My take (borrowed from the authors) “It is unlikely that JAK inhibitors are associated with higher risk of VTE and MACE compared with TNF antagonists in most patients with IBD.”
Methods: This was a prospective cohort study of patients (n=181 — 79 CD, 83 UC, 6 -IBD-U, 13 with IPAA) treated with UPA between April 2022 and November 2023. Included patients responded to UPA induction, had loss of response (LOR) after dose reduction, and subsequently received reinduction therapy with 45 mg QD. They were followed for a median duration 93 weeks.
Key findings:
Dose escalation to 45 mg QD for a median of 13 weeks (IQR, 8–36 weeks) recaptured clinical response in 80.4%
Among patients who recaptured response, 19 again reduced dose
93.8% of patients on 45 mg QD maintained remission vs 21.1% who again dropped to 30 mg QD (P < .001)

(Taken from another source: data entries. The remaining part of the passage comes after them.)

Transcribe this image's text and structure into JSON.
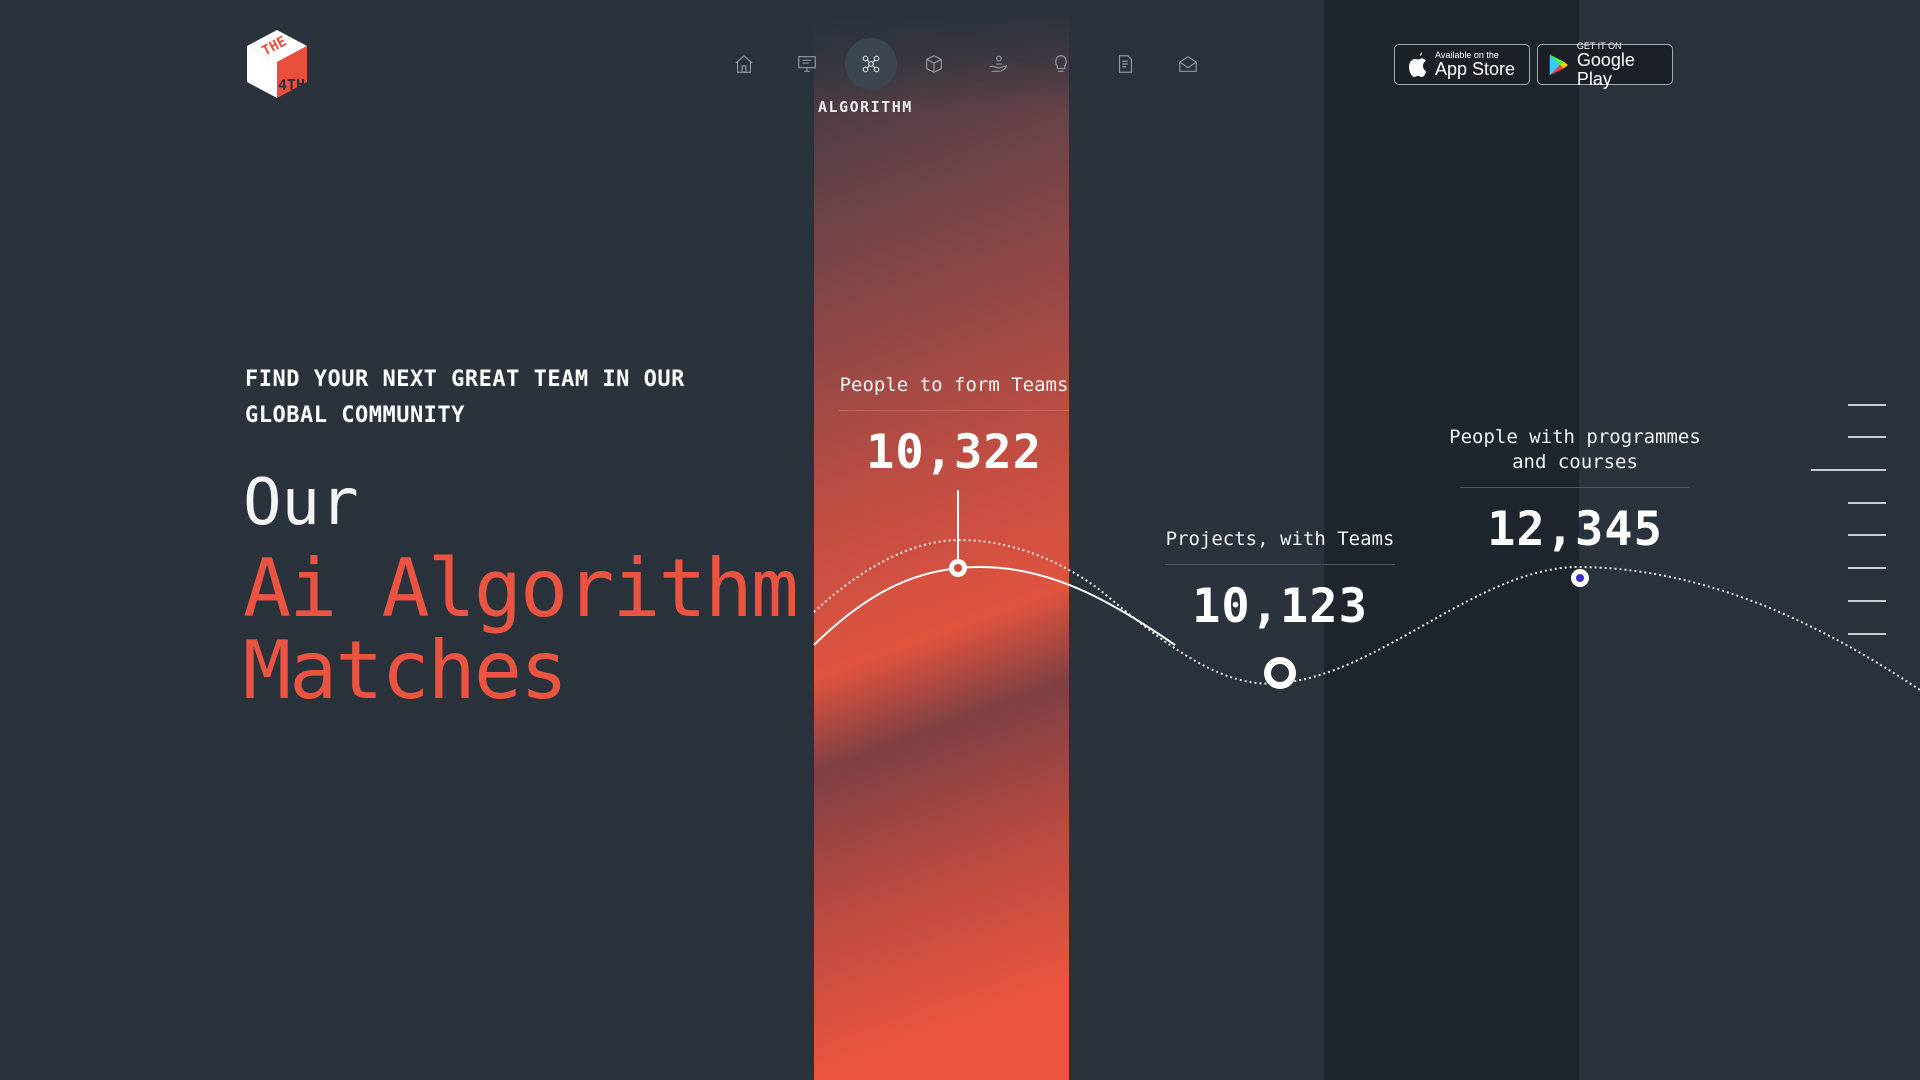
{
  "nav": {
    "items": [
      {
        "icon": "home-icon",
        "label": ""
      },
      {
        "icon": "monitor-icon",
        "label": ""
      },
      {
        "icon": "algorithm-icon",
        "label": "ALGORITHM",
        "active": true
      },
      {
        "icon": "cube-icon",
        "label": ""
      },
      {
        "icon": "hand-user-icon",
        "label": ""
      },
      {
        "icon": "lightbulb-icon",
        "label": ""
      },
      {
        "icon": "document-icon",
        "label": ""
      },
      {
        "icon": "envelope-icon",
        "label": ""
      }
    ],
    "active_label": "ALGORITHM"
  },
  "stores": {
    "appstore_small": "Available on the",
    "appstore_big": "App Store",
    "playstore_small": "GET IT ON",
    "playstore_big": "Google Play"
  },
  "logo": {
    "text_top": "THE",
    "text_bottom": "4TH"
  },
  "hero": {
    "eyebrow": "FIND YOUR NEXT GREAT TEAM IN OUR GLOBAL COMMUNITY",
    "line1": "Our",
    "line2": "Ai Algorithm Matches"
  },
  "stats": [
    {
      "label": "People to form Teams",
      "value": "10,322"
    },
    {
      "label": "Projects, with Teams",
      "value": "10,123"
    },
    {
      "label": "People with programmes and courses",
      "value": "12,345"
    }
  ],
  "colors": {
    "background": "#2a323c",
    "accent": "#ea5440",
    "dot_blue": "#3b2ccf"
  }
}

Acne/rosacea was the most common adverse event (39%); there were no serious adverse events
In their discussion, the authors note that dose escalation with another JAK inhibitor, tofacitinib, also has been shown to reverse LOR (in about 50%). In addition, they note that “in our experience, prolonged exposure to 45 mg QDD UPA is safe.” Though, “a longer follow-up period…is required to address long-term safety of UPA in IBD, especially at a higher dose.”
My take: Many patients taking UPA have not responded to multiple other advanced therapy. As such, the potential to recapture response with a higher dose of UPA is an important finding. Dose intensification is an effective strategy for most of the advanced therapies.
Briefly noted: S Honap et al.Clin Gastroenterol Hepatol 2026; 24: 784-793. Open Access! Comparative Effectiveness of Tofacitinib vs Upadacitinib for the Treatment of Acute Severe Ulcerative Colitis In this retrospective study of 111 adults with ASUC, Between days 3 and 7 after treatment initiation, upadacitinib was associated with greater response rates (84% vs 54%), but response/remission was comparable at day 98 (45%/36% vs 55%/48%) and day 182 (29/29% vs 39/34%).